1.2 level: Azure Stream Analytics deserializes Boolean value into type BIT. False maps to 0 and true maps to 1. A pass-through query like SELECT value INTO output1 FROM input1
reading a JSON { "value": true }
from input1 will write into the output1 a JSON value { "value": true }
. You can cast value to type BIT in the query to ensure they appear as true and false in the output for formats supporting boolean type.
Compatibility level 1.1
The following major changes are introduced in compatibility level 1.1:
Service Bus XML format
1.0 level: Azure Stream Analytics used DataContractSerializer, so the message content included XML tags. For example:
@\u0006string\b3http://schemas.microsoft.com/2003/10/Serialization/\u0001{ "SensorId":"1", "Temperature":64\}\u0001
1.1 level: The message content contains the stream directly with no additional tags. For example:
{ "SensorId":"1", "Temperature":64}
Persisting case-sensitivity for field names
1.0 level: Field names were changed to lower case when processed by the Azure Stream Analytics engine.
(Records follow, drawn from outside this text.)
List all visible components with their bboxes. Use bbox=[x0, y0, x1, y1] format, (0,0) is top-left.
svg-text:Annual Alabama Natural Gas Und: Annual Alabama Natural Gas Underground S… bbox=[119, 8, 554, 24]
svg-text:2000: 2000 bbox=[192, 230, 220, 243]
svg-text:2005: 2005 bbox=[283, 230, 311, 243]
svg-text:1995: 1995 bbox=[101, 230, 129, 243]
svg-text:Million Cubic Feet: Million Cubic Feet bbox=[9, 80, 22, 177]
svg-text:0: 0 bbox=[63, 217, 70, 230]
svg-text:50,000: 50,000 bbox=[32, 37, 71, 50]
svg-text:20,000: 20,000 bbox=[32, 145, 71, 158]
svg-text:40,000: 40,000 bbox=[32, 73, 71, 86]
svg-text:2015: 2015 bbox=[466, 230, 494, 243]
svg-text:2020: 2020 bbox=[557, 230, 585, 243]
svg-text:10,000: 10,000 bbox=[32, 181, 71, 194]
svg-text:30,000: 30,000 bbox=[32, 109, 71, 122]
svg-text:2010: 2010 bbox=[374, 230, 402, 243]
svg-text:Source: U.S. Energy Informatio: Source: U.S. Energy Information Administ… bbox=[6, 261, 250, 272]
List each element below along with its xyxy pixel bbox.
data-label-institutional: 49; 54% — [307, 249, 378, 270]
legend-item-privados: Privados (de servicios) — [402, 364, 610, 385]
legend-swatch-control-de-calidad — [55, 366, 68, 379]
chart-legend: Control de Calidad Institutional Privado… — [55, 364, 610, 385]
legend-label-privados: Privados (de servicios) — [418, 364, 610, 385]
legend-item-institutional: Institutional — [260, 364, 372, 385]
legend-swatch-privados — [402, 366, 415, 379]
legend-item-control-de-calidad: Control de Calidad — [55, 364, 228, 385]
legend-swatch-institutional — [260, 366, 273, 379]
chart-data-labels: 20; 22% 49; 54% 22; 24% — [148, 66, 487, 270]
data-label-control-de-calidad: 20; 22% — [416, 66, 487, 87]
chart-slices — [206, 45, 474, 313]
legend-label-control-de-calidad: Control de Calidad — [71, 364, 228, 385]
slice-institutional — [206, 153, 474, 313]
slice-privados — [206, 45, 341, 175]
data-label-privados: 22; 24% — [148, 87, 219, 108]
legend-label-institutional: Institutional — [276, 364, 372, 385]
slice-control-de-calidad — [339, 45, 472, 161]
1.1 level: case-sensitivity is persisted for field names when they are processed by the Azure Stream Analytics engine.
Note
Persisting case-sensitivity isn't yet available for Stream Analytic jobs hosted by using Edge environment. As a result, all field names are converted to lowercase if your job is hosted on Edge.
FloatNaNDeserializationDisabled
1.0 level: CREATE TABLE command did not filter events with NaN (Not-a-Number. For example, Infinity, -Infinity) in a FLOAT column type because they are out of the documented range for these numbers.
1.1 level: CREATE TABLE allows you to specify a strong schema. The Stream Analytics engine validates that the data conforms to this schema. With this model, the command can filter events with NaN values.
Disable automatic conversion of datetime strings to DateTime type at ingress for JSON
1.0 level: The JSON parser would automatically convert string values with date/time/zone information to DATETIME type at ingress so the value immediately loses its original formatting and timezone information. Because this is done at ingress, even if that field was not used in the query, it is converted into UTC DateTime.
1.1 level: There is no automatic conversion of string values with date/time/zone information to DATETIME type. As a result, timezone information and original formatting are kept. However, if the NVARCHAR(MAX) field is used in the query as part of a DATETIME expression (DATEADD function, for example), it's converted to DATETIME type to perform the computation and it loses its original form.